Si è svolta lo scorso 21 ottobre a Bellinzona una serata pubblica organizzata dalla Tavola rotonda sui grandi carnivori con l’obiettivo di far conoscere, a chi non è coinvolto, come vivono gli allevatori una o più predazioni da parte del lupo. Purtroppo la partecipazione è stata piuttosto scarsa e soprattutto la maggior parte dei presenti erano allevatori di bestiame minuto o loro familiari. Pochi coloro che avrebbero potuto “imparare qualcosa”. Eppure è stata una serata molto interessante e riuscita. Si è iniziato con l’ascolto di sette testimonianze di allevatori o allevatrici, giovani e anziani, ticinesi e da fuori cantone, che hanno subito una o più predazioni, raccolte da Federico Tettamanti. Testimonianze vere, coinvolgenti, a volte anche struggenti.
In seguito lo psicoterapeuta Francesco De Marco, estraneo fino a questa occasione alla problematica lupo, ha tenuto una conferenza sul tema basandosi su una sua apposita ricerca fatta consultando una serie di pubblicazioni che negli scorsi anni hanno affrontato lo stesso problema. Tantissimi gli spunti interessanti che ha scoperto e che ha ripreso. Ne cito alcuni.

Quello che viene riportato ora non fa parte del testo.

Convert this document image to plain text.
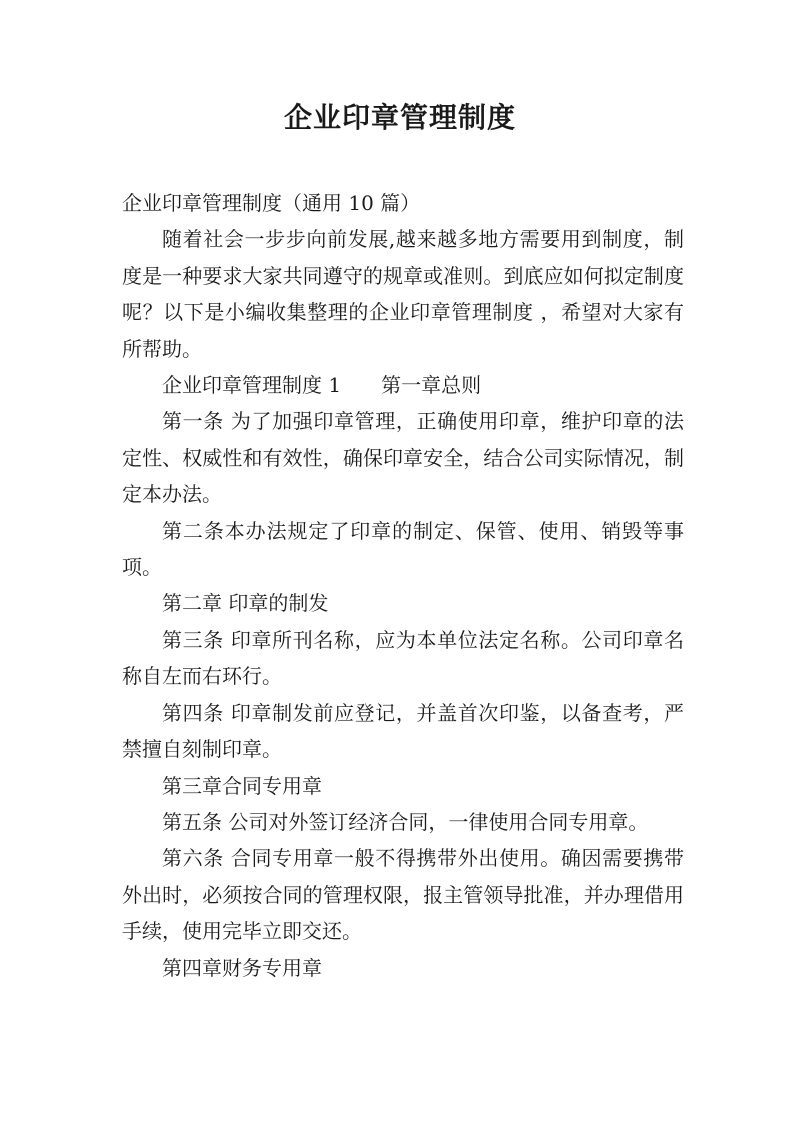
企业印章管理制度

企业印章管理制度（通用 10 篇）

随着社会一步步向前发展,越来越多地方需要用到制度，制度是一种要求大家共同遵守的规章或准则。到底应如何拟定制度呢？以下是小编收集整理的企业印章管理制度 ，希望对大家有所帮助。

企业印章管理制度 1　　第一章总则

第一条 为了加强印章管理，正确使用印章，维护印章的法定性、权威性和有效性，确保印章安全，结合公司实际情况，制定本办法。

第二条本办法规定了印章的制定、保管、使用、销毁等事项。

第二章 印章的制发

第三条 印章所刊名称，应为本单位法定名称。公司印章名称自左而右环行。

第四条 印章制发前应登记，并盖首次印鉴，以备查考，严禁擅自刻制印章。

第三章合同专用章

第五条 公司对外签订经济合同，一律使用合同专用章。

第六条 合同专用章一般不得携带外出使用。确因需要携带外出时，必须按合同的管理权限，报主管领导批准，并办理借用手续，使用完毕立即交还。

第四章财务专用章
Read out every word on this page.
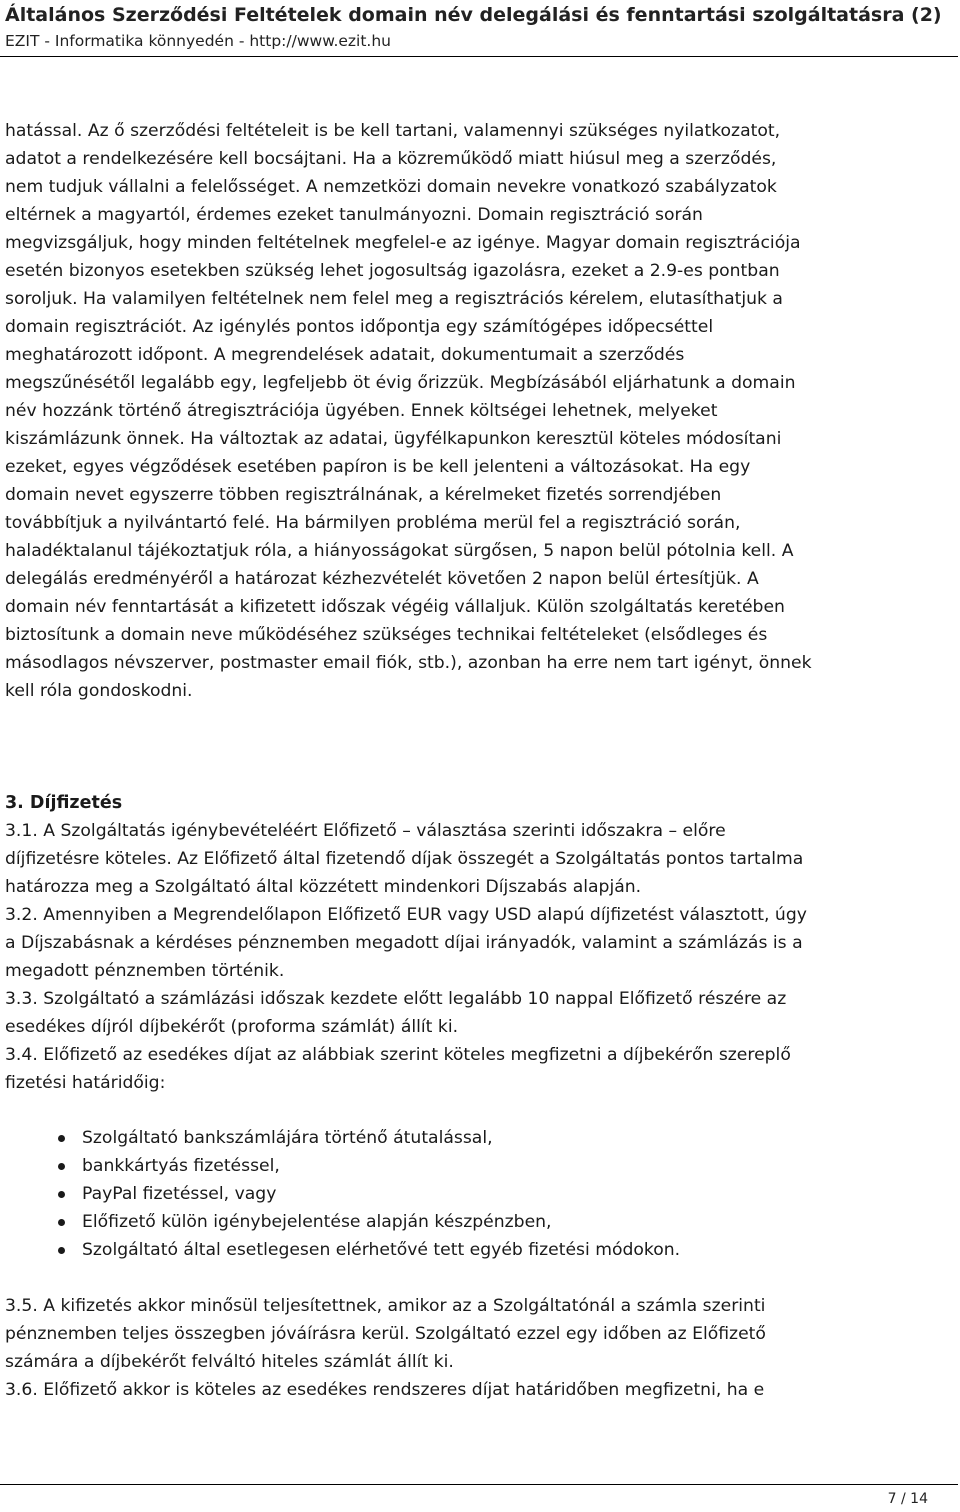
Általános Szerződési Feltételek domain név delegálási és fenntartási szolgáltatásra (2)
EZIT - Informatika könnyedén - http://www.ezit.hu

hatással. Az ő szerződési feltételeit is be kell tartani, valamennyi szükséges nyilatkozatot,

adatot a rendelkezésére kell bocsájtani. Ha a közreműködő miatt hiúsul meg a szerződés,

nem tudjuk vállalni a felelősséget. A nemzetközi domain nevekre vonatkozó szabályzatok

eltérnek a magyartól, érdemes ezeket tanulmányozni. Domain regisztráció során

megvizsgáljuk, hogy minden feltételnek megfelel-e az igénye. Magyar domain regisztrációja

esetén bizonyos esetekben szükség lehet jogosultság igazolásra, ezeket a 2.9-es pontban

soroljuk. Ha valamilyen feltételnek nem felel meg a regisztrációs kérelem, elutasíthatjuk a

domain regisztrációt. Az igénylés pontos időpontja egy számítógépes időpecséttel

meghatározott időpont. A megrendelések adatait, dokumentumait a szerződés

megszűnésétől legalább egy, legfeljebb öt évig őrizzük. Megbízásából eljárhatunk a domain

név hozzánk történő átregisztrációja ügyében. Ennek költségei lehetnek, melyeket

kiszámlázunk önnek. Ha változtak az adatai, ügyfélkapunkon keresztül köteles módosítani

ezeket, egyes végződések esetében papíron is be kell jelenteni a változásokat. Ha egy

domain nevet egyszerre többen regisztrálnának, a kérelmeket fizetés sorrendjében

továbbítjuk a nyilvántartó felé. Ha bármilyen probléma merül fel a regisztráció során,

haladéktalanul tájékoztatjuk róla, a hiányosságokat sürgősen, 5 napon belül pótolnia kell. A

delegálás eredményéről a határozat kézhezvételét követően 2 napon belül értesítjük. A

domain név fenntartását a kifizetett időszak végéig vállaljuk. Külön szolgáltatás keretében

biztosítunk a domain neve működéséhez szükséges technikai feltételeket (elsődleges és

másodlagos névszerver, postmaster email fiók, stb.), azonban ha erre nem tart igényt, önnek

kell róla gondoskodni.

3. Díjfizetés

3.1. A Szolgáltatás igénybevételéért Előfizető – választása szerinti időszakra – előre

díjfizetésre köteles. Az Előfizető által fizetendő díjak összegét a Szolgáltatás pontos tartalma

határozza meg a Szolgáltató által közzétett mindenkori Díjszabás alapján.

3.2. Amennyiben a Megrendelőlapon Előfizető EUR vagy USD alapú díjfizetést választott, úgy

a Díjszabásnak a kérdéses pénznemben megadott díjai irányadók, valamint a számlázás is a

megadott pénznemben történik.

3.3. Szolgáltató a számlázási időszak kezdete előtt legalább 10 nappal Előfizető részére az

esedékes díjról díjbekérőt (proforma számlát) állít ki.

3.4. Előfizető az esedékes díjat az alábbiak szerint köteles megfizetni a díjbekérőn szereplő

fizetési határidőig:

Szolgáltató bankszámlájára történő átutalással,
bankkártyás fizetéssel,
PayPal fizetéssel, vagy
Előfizető külön igénybejelentése alapján készpénzben,
Szolgáltató által esetlegesen elérhetővé tett egyéb fizetési módokon.

3.5. A kifizetés akkor minősül teljesítettnek, amikor az a Szolgáltatónál a számla szerinti

pénznemben teljes összegben jóváírásra kerül. Szolgáltató ezzel egy időben az Előfizető

számára a díjbekérőt felváltó hiteles számlát állít ki.

3.6. Előfizető akkor is köteles az esedékes rendszeres díjat határidőben megfizetni, ha e

7 / 14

Il conflitto tra lupo e animali al pascolo c’è sempre stato. In passato le soluzioni adottate sono state essenzialmente due: sterminare il lupo o rimanere in conflitto. Infatti nessuno studio illustra una felice convivenza con il lupo e il sentimento di malessere lo si ritrova presso tutti i popoli e durante tutti i periodi storici. De Marco ha poi descritto i sentimenti che emergono di fronte al lupo evidenziando quelli che più facilmente possono portare l’allevatore a soffrire di problemi psichici. La rassegnazione, la tristezza e l’apatia dovute all’incertezza riguardo al futuro della propria attività, all’impotenza di fronte al danno subito, alla ripetitività dei fatti, al sentirsi abbandonati dalle autorità sono i sentimenti più pericolosi. Le emozioni più forti dipendono anche da fattori personali dell’allevatore e della propria famiglia: fino a 35/40 capi allevati (come lo sono la maggior parte delle aziende ticinesi) vi è più attaccamento emotivo nei confronti dei propri animali; l’età dell’allevatore come la tradizione familiare sono pure fattori che possono peggiorare il modo di vivere l’attacco. Per tutti la comparsa del lupo ha significato il passaggio da un “lavoro vero” (accudire i propri animali, fornire loro benessere, valorizzare latte e carne) a un “lavoro sporco” (raccogliere le carcasse, sopprimere animali gravemente feriti, curare quelli feriti, cercare i dispersi, riparare le recinzioni ecc.). E questo affatica molto di più.
La conclusione è stata abbastanza chiara: la reazione normale dell’uomo di fronte a emozioni forti è quella di condividerle con gli altri. Non poterlo fare, aumenta il rischio di perdersi. E si sa che gli allevatori di bestiame minuto in Ticino non sono la categoria più estroversa, più numerosa e più forte. È quindi evidente la necessità di un aiuto anche esterno come lo dovrebbe essere, ad esempio, il Progetto sentinelle, presentato in chiusura da Stefania Mastrillo.